OK, I know this is going to offend the sensitivities of those who Iguana or "Sheila's Thrush" etc so, if you're of this bent please look away now. For those with more whatever, I planted it yesterday. I deliberately did not spend a great deal of time aquascaping. The wood is in a position and at an angle etc that I know will cause uncontrollable twitches. I'm familiar with most of the plants so have a rough idea what to expect as they start to grow. FWIW - this is 2 x "36 collection" from Java. Most plants were good or good enough. Some were in quite a bad state. Pleasingly, none of them had pots and fibre to pick away at.

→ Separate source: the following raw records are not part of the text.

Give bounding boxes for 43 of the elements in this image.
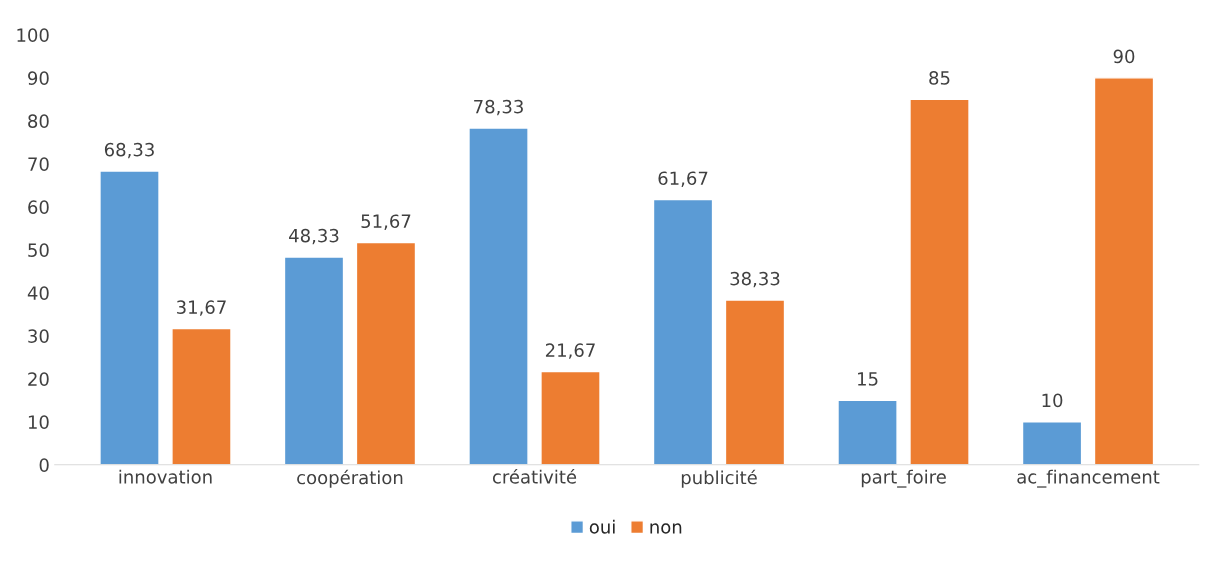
x-tick-label: publicité (681, 469, 757, 488)
y-tick-label: 70 (28, 157, 49, 171)
data-label: 38,33 (730, 271, 780, 288)
y-tick-label: 100 (17, 28, 49, 42)
y-tick-label: 90 (28, 71, 49, 85)
data-label: 68,33 (104, 142, 154, 159)
data-label: 51,67 (361, 214, 411, 230)
data-label: 85 (929, 71, 950, 85)
y-tick-label: 0 (39, 458, 49, 472)
y-tick-label: 10 (28, 415, 49, 429)
y-tick-label: 50 (28, 243, 49, 257)
y-tick-label: 30 (28, 329, 49, 343)
legend-label: oui (589, 519, 615, 534)
bar (652, 198, 714, 465)
data-label: 78,33 (474, 99, 523, 116)
y-tick-label: 80 (28, 114, 49, 128)
x-tick-label: coopération (297, 469, 403, 488)
bar (909, 98, 970, 465)
x-tick-label: ac_financement (1017, 469, 1160, 488)
bar (837, 399, 898, 465)
data-label: 61,67 (658, 171, 708, 187)
bar (540, 370, 601, 465)
data-label: 21,67 (545, 343, 595, 359)
data-label: 90 (1113, 49, 1135, 64)
data-label: 48,33 (289, 228, 339, 245)
y-tick-label: 40 (27, 286, 49, 300)
bar (99, 170, 160, 465)
bar (724, 299, 786, 465)
data-label: 10 (1042, 393, 1063, 408)
bar (355, 241, 417, 465)
x-tick-label: créativité (492, 468, 577, 484)
data-label: 15 (858, 372, 878, 386)
bar (283, 256, 345, 465)
bar (468, 127, 529, 465)
bar (171, 327, 232, 465)
x-tick-label: part_foire (861, 469, 946, 488)
legend-label: non (650, 523, 682, 534)
x-tick-label: innovation (119, 469, 212, 484)
bar (1093, 77, 1155, 465)
data-label: 31,67 (176, 300, 226, 316)
bar (1021, 421, 1083, 465)
y-tick-label: 20 (28, 372, 49, 386)
y-tick-label: 60 (28, 200, 49, 214)
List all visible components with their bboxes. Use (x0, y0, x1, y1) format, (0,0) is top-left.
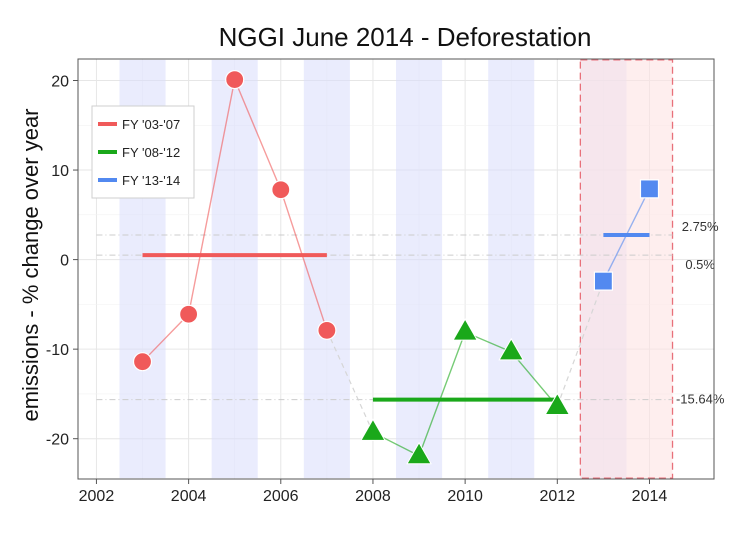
legend-label: FY '03-'07 (122, 117, 180, 132)
data-point (360, 418, 386, 441)
data-points (132, 69, 660, 465)
dashed-connector (326, 330, 374, 433)
highlight-box (579, 59, 674, 479)
data-point (271, 180, 291, 200)
shaded-band (303, 59, 350, 479)
y-tick-label: -10 (46, 342, 69, 359)
data-point (225, 69, 245, 90)
data-point (317, 320, 337, 340)
shaded-band (488, 59, 535, 479)
y-axis-label: emissions - % change over year (18, 108, 43, 421)
x-tick-label: 2004 (171, 488, 207, 505)
plot-border (77, 58, 715, 480)
x-tick-label: 2010 (447, 488, 483, 505)
y-tick-label: -20 (46, 432, 69, 449)
chart-title: NGGI June 2014 - Deforestation (219, 22, 592, 52)
y-tick-label: 0 (60, 253, 69, 270)
y-tick-label: 10 (51, 163, 69, 180)
data-point (406, 441, 432, 465)
x-tick-label: 2014 (632, 488, 668, 505)
data-point (498, 337, 525, 361)
dashed-connector (556, 280, 604, 407)
data-point (452, 318, 478, 341)
reference-line-label: -15.64% (676, 392, 725, 407)
y-tick-label: 20 (51, 73, 69, 90)
mean-segments (142, 232, 650, 402)
x-tick-label: 2002 (79, 488, 115, 505)
data-point (639, 179, 660, 199)
data-point (544, 392, 571, 415)
legend: FY '03-'07 FY '08-'12 FY '13-'14 (91, 105, 195, 199)
x-tick-label: 2008 (355, 488, 391, 505)
reference-line-label: 2.75% (682, 219, 719, 234)
data-point (593, 271, 613, 291)
dashed-connectors (326, 280, 604, 433)
data-point (132, 352, 153, 372)
x-tick-label: 2006 (263, 488, 299, 505)
x-tick-label: 2012 (540, 488, 576, 505)
legend-label: FY '08-'12 (122, 145, 180, 160)
data-point (179, 304, 199, 324)
legend-label: FY '13-'14 (122, 173, 180, 188)
reference-line-label: 0.5% (685, 257, 715, 272)
shaded-band (396, 59, 443, 479)
shaded-band (211, 59, 258, 479)
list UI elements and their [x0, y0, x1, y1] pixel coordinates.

Oh, and that thing sitting on the wood... It's a handy tip. If you're wood won't sink put some gravel in a cut-down fish bag, roll it over a couple of times, 3 cable ties (with the sharp bits smoothed if you cut the tails off). Prick it with a small nail several times to allow any trapped air out. Rest nicely on the wood and can be lifted out quite easily once the wood is saturated.


----------



## bugs (20 Jan 2010)

It's been trimmed a couple of times. Some initial hair algae has disappeared. As have the diatoms and algae growing on the glass seems non existent these days. Water changed once, I think, not sure now. OK, so it's a bit random but it's growing and I like it. Might add a feature plant on the left-hand side - something with some red in it maybe. And the clay thing in the middle - it's a spawning pot for the Kribs.


----------



## dw1305 (21 Jan 2010)

Nice tank,
You can always swap the clay pot for a 1/2 coconut planted with moss. How do you Kribs and Keyholes get on?
Cheers Darrel


----------



## bugs (21 Jan 2010)

Thank you. Kribs and Keyholes seem to be getting on just fine. Very occasionally there's a little sparring but most of the time they're happy in each other's company.


----------